VATICAN CITY - Pope Francis prepared Friday to meet France's President Francois Hollande, who is under pressure after revelations of an affair but hoping to woo back Catholic voters, as a small bomb blast near a French church in Rome diverted attention from the visit.
The night-time explosion damaged a few cars and smashed windows on a small street where the church of Saint-Yves-des-Bretons is located, raising the possibility that it could be linked to Hollande's visit.
"A handmade bomb went off at 2:30 am (0130 GMT).... There has been no claim of responsibility. Our investigation is ongoing," a police spokesman told AFP.

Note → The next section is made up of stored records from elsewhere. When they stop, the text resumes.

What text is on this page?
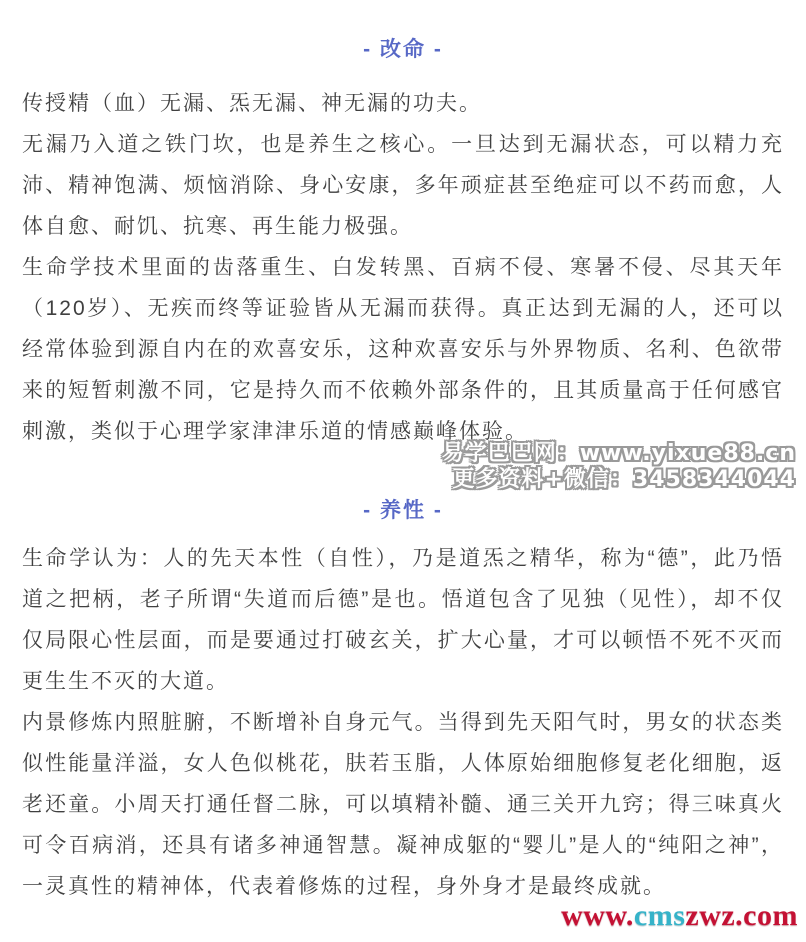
- 改命 -

传授精（血）无漏、炁无漏、神无漏的功夫。

无漏乃入道之铁门坎，也是养生之核心。一旦达到无漏状态，可以精力充沛、精神饱满、烦恼消除、身心安康，多年顽症甚至绝症可以不药而愈，人体自愈、耐饥、抗寒、再生能力极强。

生命学技术里面的齿落重生、白发转黑、百病不侵、寒暑不侵、尽其天年（120岁）、无疾而终等证验皆从无漏而获得。真正达到无漏的人，还可以经常体验到源自内在的欢喜安乐，这种欢喜安乐与外界物质、名利、色欲带来的短暂刺激不同，它是持久而不依赖外部条件的，且其质量高于任何感官刺激，类似于心理学家津津乐道的情感巅峰体验。

易学巴巴网：www.yixue88.cn
更多资料+微信：3458344044
- 养性 -

生命学认为：人的先天本性（自性），乃是道炁之精华，称为“德”，此乃悟道之把柄，老子所谓“失道而后德”是也。悟道包含了见独（见性），却不仅仅局限心性层面，而是要通过打破玄关，扩大心量，才可以顿悟不死不灭而更生生不灭的大道。

内景修炼内照脏腑，不断增补自身元气。当得到先天阳气时，男女的状态类似性能量洋溢，女人色似桃花，肤若玉脂，人体原始细胞修复老化细胞，返老还童。小周天打通任督二脉，可以填精补髓、通三关开九窍；得三味真火可令百病消，还具有诸多神通智慧。凝神成躯的“婴儿”是人的“纯阳之神”，一灵真性的精神体，代表着修炼的过程，身外身才是最终成就。

www.cmszwz.com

The French embassy to the Vatican declined to comment.
Abortion and euthanasia are among the hot-button issues on the table at Hollande's first meeting with Francis, who has largely avoided public diatribes on doctrine.
Vatican watchers say Francis is likely to press the Socialist leader on these issues in private.
"They will certainly not play hide-and-seek. There will be no holds barred," a high-ranking prelate told AFP on condition of anonymity.
Hollande, 59, is plagued by low popularity and hopes to reconcile with a Catholic electorate largely hostile to his policies.
He sees the visit as a chance to send "a strong message of dialogue and attention to the Catholics", an advisor said at a briefing ahead of the trip.
He may also be hoping some of the pontiff's popularity rubs off on him.
His quest will be made no easier by lawmakers' decision this week to greenlight a change in the country's abortion laws, effectively making it easier for a woman to terminate a pregnancy.
Anger among staunch Catholics has also been fuelled by plans for the legalisation of assisted suicide - with French bishops speaking out this week to condemn a topic Hollande promised to support in his electoral campaign.
Relations between part of the electorate and the government soured notably last year when France legalised gay weddings, despite hundreds of thousands of people taking to the streets to hold huge protests.
Some 110,000 frustrated Catholics have signed a petition calling on the congenial Francis to get tough and raise their concerns with Hollande.